Retired Maj. Gen. Alfred Flowers, who is the longest serving airman in Air Force history, also spoke about African Americans in American history and the civil rights movement.
"I like to talk in terms of American history and the contribution of African Americans," said Flowers, who retired in 2012 after serving 46 years in the Air Force.
"I believe it doesn't matter what your race is, if you're an American you're a part of American history," he said. "We must learn from the past, live in the present and plan for the future."
This year's national theme for Black History Month is Civil Rights in America, the Golden Jubilee. The Civil Rights Act was passed 50 years ago in 1964 and was signed into law on July 2 that year by President Lyndon B. Johnson.
At the bill's signing, Johnson said, "We believe that all men are created equal. Yet many are denied equal treatment. We believe that all men have certain unalienable rights. Yet many Americans do not enjoy those rights.
"We believe that all men are entitled to the blessings of liberty. Yet millions are being deprived of those blessings - not because of their own failure, but because of the color of their skin ... The purpose of the law is simple."
Each of the 11 federal titles that compose the act took historic steps to further make all Americans equal. For example, Title II outlawed discrimination based on race, color, religion or national origin in hotels, motels, restaurants, theaters and all other public accommodations while Title IV encouraged the desegregation of public schools.
"The civil rights movement was about equality," Flowers said. "We must continue to embrace it."
He explained what the letters in equality represented to him along with a brief explanation to elaborate his point: E represented education; Q, question what is unclear; U, understand choices that are made; A, attitude; L, leadership; I, integrity; T, trust; and Y, why teaching and training tomorrow's leaders is important.

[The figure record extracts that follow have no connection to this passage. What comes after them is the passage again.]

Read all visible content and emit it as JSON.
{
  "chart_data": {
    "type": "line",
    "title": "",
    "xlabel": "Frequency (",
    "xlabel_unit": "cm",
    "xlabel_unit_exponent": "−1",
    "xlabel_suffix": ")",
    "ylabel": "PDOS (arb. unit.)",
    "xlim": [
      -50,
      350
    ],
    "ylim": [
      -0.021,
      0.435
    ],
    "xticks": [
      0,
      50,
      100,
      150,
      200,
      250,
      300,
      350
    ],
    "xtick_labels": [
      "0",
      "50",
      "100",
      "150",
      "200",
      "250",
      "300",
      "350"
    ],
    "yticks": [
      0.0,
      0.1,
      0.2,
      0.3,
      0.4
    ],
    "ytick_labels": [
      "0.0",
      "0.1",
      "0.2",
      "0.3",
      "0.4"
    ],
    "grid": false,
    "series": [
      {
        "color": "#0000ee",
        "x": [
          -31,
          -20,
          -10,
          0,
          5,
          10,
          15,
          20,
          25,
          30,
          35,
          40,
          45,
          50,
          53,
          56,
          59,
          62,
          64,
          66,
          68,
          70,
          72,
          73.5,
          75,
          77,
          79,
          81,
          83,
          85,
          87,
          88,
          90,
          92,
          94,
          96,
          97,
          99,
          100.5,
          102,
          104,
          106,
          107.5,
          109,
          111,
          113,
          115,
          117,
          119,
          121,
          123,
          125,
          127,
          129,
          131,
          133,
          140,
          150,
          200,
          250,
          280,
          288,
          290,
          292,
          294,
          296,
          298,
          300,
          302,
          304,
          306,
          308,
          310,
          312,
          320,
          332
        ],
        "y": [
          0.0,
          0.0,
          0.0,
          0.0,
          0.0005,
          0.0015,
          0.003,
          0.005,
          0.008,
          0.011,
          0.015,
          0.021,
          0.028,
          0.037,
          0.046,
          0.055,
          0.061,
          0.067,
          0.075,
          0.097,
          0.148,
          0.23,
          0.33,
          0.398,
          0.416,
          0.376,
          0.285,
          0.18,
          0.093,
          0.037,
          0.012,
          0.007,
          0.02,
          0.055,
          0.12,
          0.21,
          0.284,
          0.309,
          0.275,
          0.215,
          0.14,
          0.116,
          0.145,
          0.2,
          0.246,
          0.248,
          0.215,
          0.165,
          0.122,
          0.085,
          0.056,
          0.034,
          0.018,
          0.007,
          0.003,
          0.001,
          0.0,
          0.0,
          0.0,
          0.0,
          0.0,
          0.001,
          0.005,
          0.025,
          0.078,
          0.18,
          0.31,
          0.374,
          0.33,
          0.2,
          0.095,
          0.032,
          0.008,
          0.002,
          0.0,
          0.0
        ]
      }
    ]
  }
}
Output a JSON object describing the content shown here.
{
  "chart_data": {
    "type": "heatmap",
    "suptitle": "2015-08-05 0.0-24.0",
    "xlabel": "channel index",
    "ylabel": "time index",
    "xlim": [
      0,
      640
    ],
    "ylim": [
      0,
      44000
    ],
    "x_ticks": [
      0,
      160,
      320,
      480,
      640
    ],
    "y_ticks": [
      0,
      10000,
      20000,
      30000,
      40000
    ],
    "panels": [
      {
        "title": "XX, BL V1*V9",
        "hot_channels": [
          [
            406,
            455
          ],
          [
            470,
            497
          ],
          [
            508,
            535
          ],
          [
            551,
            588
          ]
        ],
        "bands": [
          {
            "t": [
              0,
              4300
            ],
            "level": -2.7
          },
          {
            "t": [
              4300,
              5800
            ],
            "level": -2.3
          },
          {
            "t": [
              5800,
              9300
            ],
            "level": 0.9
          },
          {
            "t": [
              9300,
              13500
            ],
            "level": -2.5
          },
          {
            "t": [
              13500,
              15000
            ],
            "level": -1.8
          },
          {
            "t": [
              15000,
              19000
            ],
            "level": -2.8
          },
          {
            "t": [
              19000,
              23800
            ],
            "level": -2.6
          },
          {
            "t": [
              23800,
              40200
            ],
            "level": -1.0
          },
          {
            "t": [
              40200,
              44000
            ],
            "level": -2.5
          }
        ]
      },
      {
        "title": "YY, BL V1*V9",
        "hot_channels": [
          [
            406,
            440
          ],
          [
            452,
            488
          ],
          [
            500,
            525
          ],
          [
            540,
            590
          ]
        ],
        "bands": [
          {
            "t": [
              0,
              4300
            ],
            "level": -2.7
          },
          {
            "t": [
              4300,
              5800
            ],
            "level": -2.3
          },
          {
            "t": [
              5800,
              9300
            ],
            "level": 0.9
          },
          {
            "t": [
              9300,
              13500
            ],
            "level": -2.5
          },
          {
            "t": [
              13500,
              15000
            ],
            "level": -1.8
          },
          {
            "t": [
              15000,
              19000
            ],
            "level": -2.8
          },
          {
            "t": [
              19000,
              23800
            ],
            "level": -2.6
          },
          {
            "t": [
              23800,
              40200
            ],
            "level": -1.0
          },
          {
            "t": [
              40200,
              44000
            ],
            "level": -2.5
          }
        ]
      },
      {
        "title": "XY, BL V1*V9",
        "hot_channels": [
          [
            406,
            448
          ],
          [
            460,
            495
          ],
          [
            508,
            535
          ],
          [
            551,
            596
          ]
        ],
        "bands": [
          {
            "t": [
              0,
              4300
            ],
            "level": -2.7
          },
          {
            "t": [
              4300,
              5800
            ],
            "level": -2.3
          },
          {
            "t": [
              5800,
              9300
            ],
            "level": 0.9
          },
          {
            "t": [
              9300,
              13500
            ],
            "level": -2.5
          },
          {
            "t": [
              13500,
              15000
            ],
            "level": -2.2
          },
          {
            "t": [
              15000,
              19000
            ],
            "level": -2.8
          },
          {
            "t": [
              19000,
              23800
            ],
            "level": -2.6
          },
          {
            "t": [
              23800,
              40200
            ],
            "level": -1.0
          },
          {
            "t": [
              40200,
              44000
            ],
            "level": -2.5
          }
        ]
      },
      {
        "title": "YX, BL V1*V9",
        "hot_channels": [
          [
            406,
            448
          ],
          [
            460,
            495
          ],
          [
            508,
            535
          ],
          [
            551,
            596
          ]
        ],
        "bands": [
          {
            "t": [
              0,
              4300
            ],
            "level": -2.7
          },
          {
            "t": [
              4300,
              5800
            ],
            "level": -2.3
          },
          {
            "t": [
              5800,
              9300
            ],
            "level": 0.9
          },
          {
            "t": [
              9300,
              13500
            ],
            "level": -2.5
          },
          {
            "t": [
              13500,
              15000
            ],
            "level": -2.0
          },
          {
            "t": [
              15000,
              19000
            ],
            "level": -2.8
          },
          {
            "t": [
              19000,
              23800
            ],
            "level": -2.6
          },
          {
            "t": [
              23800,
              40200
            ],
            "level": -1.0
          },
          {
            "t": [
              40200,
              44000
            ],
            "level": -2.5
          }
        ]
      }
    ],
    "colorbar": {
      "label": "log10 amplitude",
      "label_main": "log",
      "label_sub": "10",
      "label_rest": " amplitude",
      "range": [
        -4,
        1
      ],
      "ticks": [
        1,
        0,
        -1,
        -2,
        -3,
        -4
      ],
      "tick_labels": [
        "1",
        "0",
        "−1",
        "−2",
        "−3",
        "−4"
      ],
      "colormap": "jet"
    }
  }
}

"Attitude is a big one for me," Flowers said. "It's all about attitude, and attitude is about choice. We choose our attitude and it belongs to us - only us. I believe our attitude toward equality defines what we think, how we act and who we are.
"I believe we've made a lot of progress in civil rights in America," he added. "Remember: equality is a journey, not a destination, and we must stay on course."